Here are some well-nigh impossible things to do online, as matters stand: accept a compliment gracefully, promote your own stuff, champion a friend’s work, exclaim over your own good fortune. All these things are very, very liable to be taken wrong, seen as fake, vain, creepy, careerist or sycophantic. Not that the same suspicions aren’t common enough offline, but the online world is a kind of hothouse for them, and for the bitter criticism that follows.
Bragging, humble or otherwise, seems to be the gravest sin on Twitter; self-promotion, the second gravest. Many people go on Twitter because they want something from others. I go on there myself in order to draw attention to stuff I have written. Partly! I also go to read the news, pass cat videos around, learn what people are up to, watch the antics of various nutcases whom I enjoy following, etc. None of it is fake, insofar as I really do want people to read stuff I send around (including my own), and I want just as much to know what everyone else is up to. The 400 or so people I follow seem to go about it the same way, “authentically,” for lack of a better way of putting this.
This asking for attention is completely legitimate, but in practice, there are powerful forces pressuring us to avoid any kind of self-promotion at all, or enjoy our good fortune openly. Given all these complications, it would appear that only one person so far has figured out how to use Twitter entirely blamelessly: the British comic and TV presenter Simon Amstell; he has around 35,000 followers, but hasn’t ever tweeted, not even once.

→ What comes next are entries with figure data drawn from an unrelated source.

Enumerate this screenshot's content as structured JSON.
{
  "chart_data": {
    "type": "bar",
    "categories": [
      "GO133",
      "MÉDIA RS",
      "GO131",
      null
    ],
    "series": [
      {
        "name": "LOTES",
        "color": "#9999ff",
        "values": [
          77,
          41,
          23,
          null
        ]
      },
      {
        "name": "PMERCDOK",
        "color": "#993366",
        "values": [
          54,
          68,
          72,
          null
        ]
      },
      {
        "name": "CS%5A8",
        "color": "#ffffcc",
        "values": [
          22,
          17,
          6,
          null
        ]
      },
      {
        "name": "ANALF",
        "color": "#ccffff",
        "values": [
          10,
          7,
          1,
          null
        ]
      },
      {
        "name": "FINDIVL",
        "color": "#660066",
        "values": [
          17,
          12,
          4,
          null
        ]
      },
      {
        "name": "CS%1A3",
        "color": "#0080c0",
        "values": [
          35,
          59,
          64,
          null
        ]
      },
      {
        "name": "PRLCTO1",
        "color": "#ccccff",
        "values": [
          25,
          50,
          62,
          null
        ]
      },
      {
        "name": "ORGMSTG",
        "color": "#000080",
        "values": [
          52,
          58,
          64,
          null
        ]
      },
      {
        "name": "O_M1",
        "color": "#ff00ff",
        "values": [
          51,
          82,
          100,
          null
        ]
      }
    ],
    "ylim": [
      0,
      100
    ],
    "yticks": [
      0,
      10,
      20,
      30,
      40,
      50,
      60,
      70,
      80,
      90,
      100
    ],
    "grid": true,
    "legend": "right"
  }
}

Since women are in a particularly delicate predicament with respect to “assertiveness”, navigating Twitter is still more difficult for them. I don’t think I’ve ever seen a woman retweet praise for her own work, for example. But men do it all the time. Men whom I admire greatly! Men whose panache I would love to somehow coax onto my own helmet. Do I mind when someone else retweets a compliment to himself? No!
“Be more assertive at work,” one is told in the ladyblogs and so on. Good idea, probably, and it is all very well to write such things in a ladyblog. But it is really no use, I will never be able to retweet a compliment any more than I’ve ever been able to ask for a raise without having an attack of leprosy first.
This gender-based reticence maps to IRL situations where mentioning your own accomplishments might result in heinous accusations of “stridency” or “shrillness”. If a woman manages to promote her accomplishments reasonably successfully, though, she is said to have “balls.” Haha!
While I hope that the younger women who grew up in more egalitarian circumstances would be able to blab about how great they are on Twitter all day long, I do not see that happening. It seems to me that young women, in order to be seen as really attractive, still try to be a little bit on the shy side.
Here is a thing that is going to get me in trouble: I like it when women are gentle and a little bit shy. On Twitter, and anywhere else. But wait! Before you start yelling at me, I like it when men are that way, too! It’s a Goldilocks thing. Not too shy, and not too forward either.
Get this, though. Just as I was finishing writing this thing, a tweet came up:
Someone was trying to bust this guy to @Humblebrag! No matter what you say, you are going to get raked.
The most ridiculous part of it is that humblebragging is the tiniest, most miniature crime. Who cares when goofy celebrities say dumb things about their celebrity? What else are they going to say? Why else are you following them on Twitter, if not in order to confirm the widely-held suspicion that being that famous drives people literally insane.When your work receives a kind comment on Twitter, it would seem unappreciative and standoffish not to say thank you, somehow or other; it would seem like you don’t even care. If the person making the remark is not following you, though, you can only say thank you semi-privately. So take your pick: You’re going to come off either snobby, or braggy.
Thus it has come to pass that people confine themselves to maybe one tweet when a new piece comes out, or very quietly and carefully mention that they’ve won a prize or honors, kind of staring into the middle distance in total impassivity so as not to call forth any accusations of careerism, vanity or fakery, or on the other hand, of humblebragging.
Otherwise, silence is your only option. And if everybody is going to be silent all the time, just to be on the safe side and not offend anybody, they might as well just shut the darned Twitter off entirely.
Please, so far as I am concerned, go ahead and make with the exclamation points when you win your Pulitzer, or are seated next to Clive Owen at a gala or whatever. What I would really love would be an acknowledgement that it is okay to be and do and say whatever, really, for a forgiving spirit to prevail online. There should be no penalty for saying this or that on Twitter or Facebook, provided it isn’t harming anyone. There should be no penalty for just enjoying your life.
Or commenting on it, even a little incredulously.